Il romanzo di Ruhumbika è anche uno specchio della società politica della Tanzania. Racconta che nel 1985 l’onesto Julius Nyerere lascia di sua volontà la presidenza della repubblica. Gli succede Hassan Mwinyi, proveniente dall’isola di Zanzibar. I tanzaniani del continente gli appioppano il termine ruksa (o rushwa): ossia «bustarelle», corruzione, denaro facile a palate. Chi è corruttore-corrotto affonda le mani nelle casse dello stato e le ritrae piene di bigliettoni. È anche così che sperpera il denaro pubblico. Al governo non restano che debiti.
Tra gli arricchiti spicca Joni-Alhaji Sheikh-Simba Mbiti, prete-musulmano-professore, che esercita «il commercio della stregoneria». Questo traffico – scrive Ruhumbika – cresce nell’arricchire i personaggi del potere. Non sono molti, tuttavia determinano le sorti dell’intera comunità.
Però è un traffico molto rischioso. Tutto può repentinamente mutare: e si piomba nella povertà o si affoga in un mare di guai. A prescindere dal fatto che la stregoneria rappresenta una grave minaccia per la vita e la sicurezza della famiglia (Cf G. Ruhumbika, op. cit., p.187). Figli e figlie, mariti e mogli scompaiono «misteriosamente».
A lungo andare e dopo cocenti delusioni da parte dei clienti dello stregone, può scattare la caccia allo stesso stregone e la feroce vendetta.
Tale sorte non risparmia neppure padre Joni-Alhaji Sheikh-Mbiti Simba: stanato dal suo ufficio criminoso, viene linciato in pubblica piazza da alcuni suoi ex clienti, tragicamente delusi dal professore. Naturalmente gli astanti non vedono, non sentono, né sanno nulla (Ibidem, pp.173-175).

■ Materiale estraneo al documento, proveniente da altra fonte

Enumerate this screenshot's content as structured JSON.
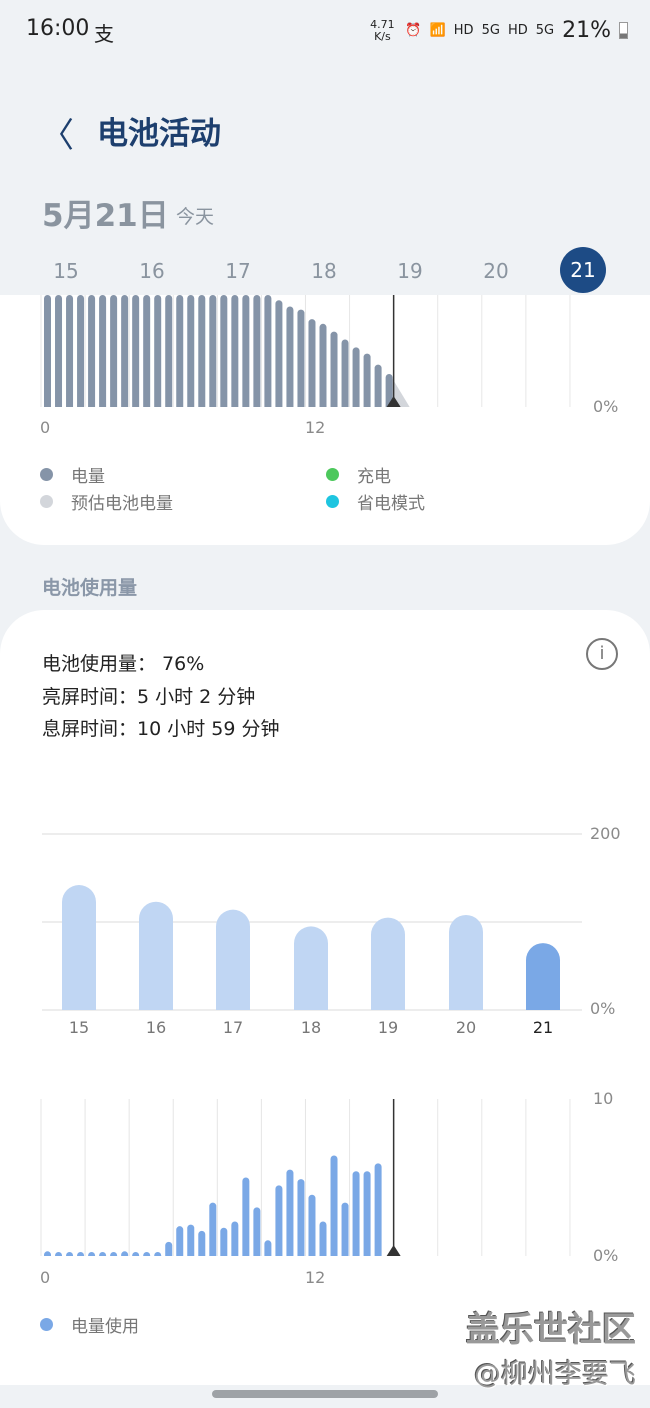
{
  "status_bar": {
    "time": "16:00",
    "app_icon": "alipay-icon",
    "net_speed": "4.71 K/s",
    "icons": [
      "alarm-icon",
      "wifi-icon",
      "hd-icon",
      "5g-signal-icon",
      "hd-icon",
      "5g-signal-icon"
    ],
    "hd": "HD",
    "g5": "5G",
    "battery": "21%"
  },
  "header": {
    "back_icon": "chevron-left-icon",
    "title": "电池活动"
  },
  "date": {
    "label": "5月21日",
    "sub": "今天"
  },
  "days": [
    {
      "label": "15"
    },
    {
      "label": "16"
    },
    {
      "label": "17"
    },
    {
      "label": "18"
    },
    {
      "label": "19"
    },
    {
      "label": "20"
    },
    {
      "label": "21",
      "selected": true
    }
  ],
  "legend1": [
    {
      "label": "电量",
      "color": "#8594a8"
    },
    {
      "label": "充电",
      "color": "#4cc85c"
    },
    {
      "label": "预估电池电量",
      "color": "#d3d6db"
    },
    {
      "label": "省电模式",
      "color": "#1ec5e0"
    }
  ],
  "section_title": "电池使用量",
  "stats": {
    "usage": "电池使用量：  76%",
    "screen_on": "亮屏时间：5 小时 2 分钟",
    "screen_off": "息屏时间：10 小时 59 分钟"
  },
  "info_icon": "info-icon",
  "legend2": {
    "label": "电量使用",
    "color": "#7aa8e6"
  },
  "watermark": {
    "line1": "盖乐世社区",
    "line2": "@柳州李要飞"
  },
  "chart_data": [
    {
      "type": "bar",
      "name": "battery-level",
      "x_unit": "hour",
      "x_ticks": [
        "0",
        "12"
      ],
      "xlim": [
        0,
        24
      ],
      "y_tick_labels": [
        "0%"
      ],
      "now_hour": 16,
      "color": "#8594a8",
      "values": [
        100,
        99,
        98,
        97,
        96,
        95,
        94,
        93,
        92,
        91,
        90,
        89,
        88,
        87,
        86,
        85,
        84,
        83,
        82,
        81,
        80,
        68,
        64,
        62,
        56,
        53,
        48,
        43,
        38,
        34,
        27,
        21
      ],
      "projection_color": "#d3d6db"
    },
    {
      "type": "bar",
      "name": "weekly-usage",
      "categories": [
        "15",
        "16",
        "17",
        "18",
        "19",
        "20",
        "21"
      ],
      "values": [
        142,
        123,
        114,
        95,
        105,
        108,
        76
      ],
      "ylim": [
        0,
        200
      ],
      "y_tick_labels": [
        "200",
        "0%"
      ],
      "color": "#c0d6f3",
      "highlight_color": "#7aa8e6"
    },
    {
      "type": "bar",
      "name": "hourly-usage",
      "x_unit": "hour",
      "x_ticks": [
        "0",
        "12"
      ],
      "xlim": [
        0,
        24
      ],
      "ylim": [
        0,
        10
      ],
      "y_tick_labels": [
        "10",
        "0%"
      ],
      "now_hour": 16,
      "color": "#7aa8e6",
      "values": [
        0.3,
        0.2,
        0.1,
        0.2,
        0.1,
        0.1,
        0.1,
        0.3,
        0.1,
        0.1,
        0.1,
        0.9,
        1.9,
        2.0,
        1.6,
        3.4,
        1.8,
        2.2,
        5.0,
        3.1,
        1.0,
        4.5,
        5.5,
        4.9,
        3.9,
        2.2,
        6.4,
        3.4,
        5.4,
        5.4,
        5.9
      ]
    }
  ]
}
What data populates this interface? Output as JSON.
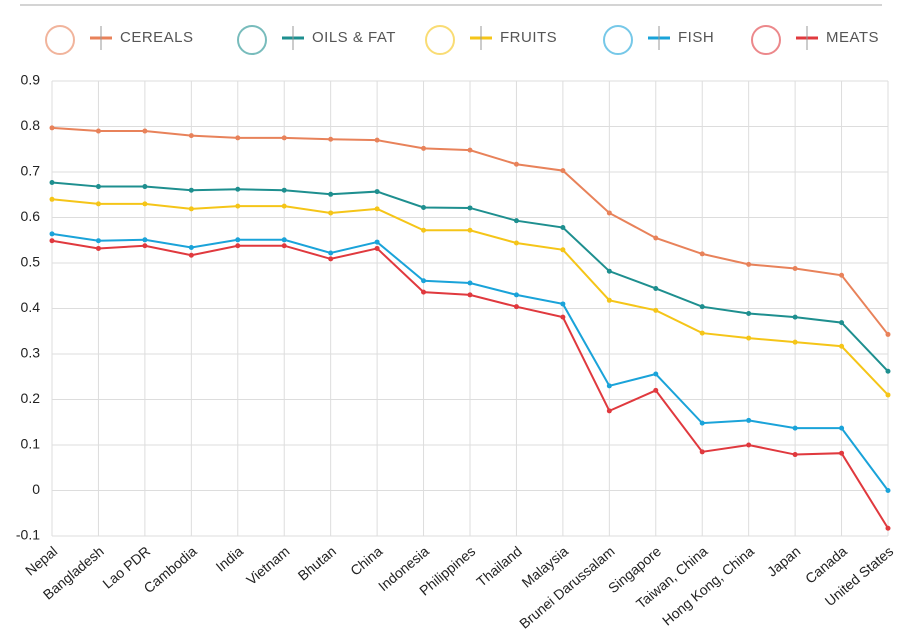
{
  "chart_data": {
    "type": "line",
    "categories": [
      "Nepal",
      "Bangladesh",
      "Lao PDR",
      "Cambodia",
      "India",
      "Vietnam",
      "Bhutan",
      "China",
      "Indonesia",
      "Philippines",
      "Thailand",
      "Malaysia",
      "Brunei Darussalam",
      "Singapore",
      "Taiwan, China",
      "Hong Kong, China",
      "Japan",
      "Canada",
      "United States"
    ],
    "series": [
      {
        "name": "CEREALS",
        "color": "#e8825a",
        "values": [
          0.797,
          0.79,
          0.79,
          0.78,
          0.775,
          0.775,
          0.772,
          0.77,
          0.752,
          0.748,
          0.717,
          0.703,
          0.61,
          0.555,
          0.52,
          0.497,
          0.488,
          0.473,
          0.343
        ]
      },
      {
        "name": "OILS & FAT",
        "color": "#1e8f8f",
        "values": [
          0.677,
          0.668,
          0.668,
          0.66,
          0.662,
          0.66,
          0.651,
          0.657,
          0.622,
          0.621,
          0.593,
          0.578,
          0.482,
          0.444,
          0.404,
          0.389,
          0.381,
          0.369,
          0.262
        ]
      },
      {
        "name": "FRUITS",
        "color": "#f5c518",
        "values": [
          0.64,
          0.63,
          0.63,
          0.619,
          0.625,
          0.625,
          0.61,
          0.619,
          0.572,
          0.572,
          0.544,
          0.529,
          0.418,
          0.396,
          0.346,
          0.335,
          0.326,
          0.317,
          0.21
        ]
      },
      {
        "name": "FISH",
        "color": "#1aa3d9",
        "values": [
          0.564,
          0.549,
          0.551,
          0.534,
          0.551,
          0.551,
          0.522,
          0.546,
          0.461,
          0.456,
          0.43,
          0.41,
          0.23,
          0.256,
          0.148,
          0.154,
          0.137,
          0.137,
          0.0
        ]
      },
      {
        "name": "MEATS",
        "color": "#e0393e",
        "values": [
          0.549,
          0.532,
          0.538,
          0.517,
          0.538,
          0.538,
          0.509,
          0.532,
          0.436,
          0.43,
          0.404,
          0.381,
          0.175,
          0.22,
          0.085,
          0.1,
          0.079,
          0.082,
          -0.083
        ]
      }
    ],
    "ylim": [
      -0.1,
      0.9
    ],
    "yticks": [
      -0.1,
      0,
      0.1,
      0.2,
      0.3,
      0.4,
      0.5,
      0.6,
      0.7,
      0.8,
      0.9
    ],
    "grid": true
  }
}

Contro il fenomeno della stregoneria – termina il romanzo di Ruhumbika – è in corso una lunga e complessa guerra psicosociale. Però la vittoria arriverà, perché il proverbio recita: penye nia pana njia (se c’è la volontà, c’è la strada). Così in Africa nascerà la famiglia della speranza. Ognuno potrà coricarsi alla sera e alzarsi al mattino senza il terrore dello stregone. Tutti potranno soddisfare il loro ideale di progresso: in pace, serenità e sicurezza.